Pois ontem me contaram uma história, aqui em Chapecó, sobre outro episódio constrangedor causado pela queda irresistível que o Pavan parece ter pelo telefone. E pelos telefonemas de surpresa.
A cidade estava mobilizada para pedir, das autoridades estaduais, mais segurança. Fizeram até uma carta ao governador, listando os problemas e as reivindicações. E enviaram, tomando o cuidado de pedir dos correios um AR, um aviso de recebimento, documento que comprova que a correspondência foi… recebida.

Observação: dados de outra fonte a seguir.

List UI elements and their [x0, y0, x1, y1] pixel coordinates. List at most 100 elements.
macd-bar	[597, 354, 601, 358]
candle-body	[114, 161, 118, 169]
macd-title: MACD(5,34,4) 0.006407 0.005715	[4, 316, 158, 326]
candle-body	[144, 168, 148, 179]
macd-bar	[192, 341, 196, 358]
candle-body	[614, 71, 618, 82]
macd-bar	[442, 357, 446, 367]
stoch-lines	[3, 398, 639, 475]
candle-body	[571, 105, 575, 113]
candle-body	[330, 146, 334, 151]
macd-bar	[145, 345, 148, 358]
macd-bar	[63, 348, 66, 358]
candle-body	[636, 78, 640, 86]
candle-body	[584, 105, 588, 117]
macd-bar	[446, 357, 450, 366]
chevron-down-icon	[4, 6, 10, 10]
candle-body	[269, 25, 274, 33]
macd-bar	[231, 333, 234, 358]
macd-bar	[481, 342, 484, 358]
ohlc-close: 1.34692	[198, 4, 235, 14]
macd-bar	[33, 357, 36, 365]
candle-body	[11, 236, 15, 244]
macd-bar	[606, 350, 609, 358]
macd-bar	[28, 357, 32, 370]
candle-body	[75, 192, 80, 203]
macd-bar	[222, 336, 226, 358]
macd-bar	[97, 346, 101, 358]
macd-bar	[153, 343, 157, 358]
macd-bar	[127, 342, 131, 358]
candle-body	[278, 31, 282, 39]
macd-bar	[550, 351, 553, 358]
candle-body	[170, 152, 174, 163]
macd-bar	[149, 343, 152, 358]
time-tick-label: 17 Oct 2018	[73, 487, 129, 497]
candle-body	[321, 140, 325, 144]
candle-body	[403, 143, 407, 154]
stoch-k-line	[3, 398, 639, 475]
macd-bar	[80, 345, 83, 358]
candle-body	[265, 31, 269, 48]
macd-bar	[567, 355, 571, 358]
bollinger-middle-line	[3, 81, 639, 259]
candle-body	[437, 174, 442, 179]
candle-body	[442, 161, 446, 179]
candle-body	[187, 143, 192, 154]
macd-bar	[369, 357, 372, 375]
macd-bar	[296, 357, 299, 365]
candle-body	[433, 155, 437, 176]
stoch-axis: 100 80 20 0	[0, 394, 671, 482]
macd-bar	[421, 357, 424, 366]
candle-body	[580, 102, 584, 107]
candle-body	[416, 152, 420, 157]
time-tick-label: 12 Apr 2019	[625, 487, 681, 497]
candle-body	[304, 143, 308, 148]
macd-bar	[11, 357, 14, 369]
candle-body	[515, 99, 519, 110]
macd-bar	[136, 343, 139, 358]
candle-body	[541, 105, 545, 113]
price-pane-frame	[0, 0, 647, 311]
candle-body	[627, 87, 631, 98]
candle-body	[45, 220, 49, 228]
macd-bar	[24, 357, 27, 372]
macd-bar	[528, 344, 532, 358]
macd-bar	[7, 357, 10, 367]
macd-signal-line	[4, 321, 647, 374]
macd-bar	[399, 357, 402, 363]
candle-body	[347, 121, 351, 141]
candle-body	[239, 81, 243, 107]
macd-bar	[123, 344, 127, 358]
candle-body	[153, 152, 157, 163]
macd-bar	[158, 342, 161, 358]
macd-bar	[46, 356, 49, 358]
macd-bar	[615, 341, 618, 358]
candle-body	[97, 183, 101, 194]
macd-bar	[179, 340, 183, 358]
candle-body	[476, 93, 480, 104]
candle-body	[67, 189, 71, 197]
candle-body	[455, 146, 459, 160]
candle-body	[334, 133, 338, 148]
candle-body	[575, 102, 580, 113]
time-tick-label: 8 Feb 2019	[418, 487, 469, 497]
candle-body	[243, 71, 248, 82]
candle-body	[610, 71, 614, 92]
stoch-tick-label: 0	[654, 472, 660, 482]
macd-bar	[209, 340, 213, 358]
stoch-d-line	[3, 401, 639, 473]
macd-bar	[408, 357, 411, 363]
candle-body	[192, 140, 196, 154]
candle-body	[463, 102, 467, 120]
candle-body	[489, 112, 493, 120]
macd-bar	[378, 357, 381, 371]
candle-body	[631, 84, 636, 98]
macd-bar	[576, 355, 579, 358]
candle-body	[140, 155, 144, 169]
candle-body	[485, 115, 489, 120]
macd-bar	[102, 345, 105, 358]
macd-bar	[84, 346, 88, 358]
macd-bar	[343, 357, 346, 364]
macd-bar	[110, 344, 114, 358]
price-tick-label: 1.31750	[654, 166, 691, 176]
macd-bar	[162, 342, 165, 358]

Daí, num belo dia, estava ocorrendo um debate sobre a questão de segurança numa emissora de rádio local, quando liga para o estúdio ninguém menos que o governador Pavan. Não ligou para apresentar soluções ou informar o que tinha atendido, mas para dizer que ele não tinha recebido a tal carta a que se referiam. Claro que, algum tempo depois, apareceu, na rádio, cópia do tal AR, provando que a carta tinha sido entregue uns dez dias antes. E no dia seguinte Chapecó inteira, que estava lutando por mais segurança, comentava essa gafe do governador.
De novo, pegou o telefone sem pensar e acabou com cara de tacho.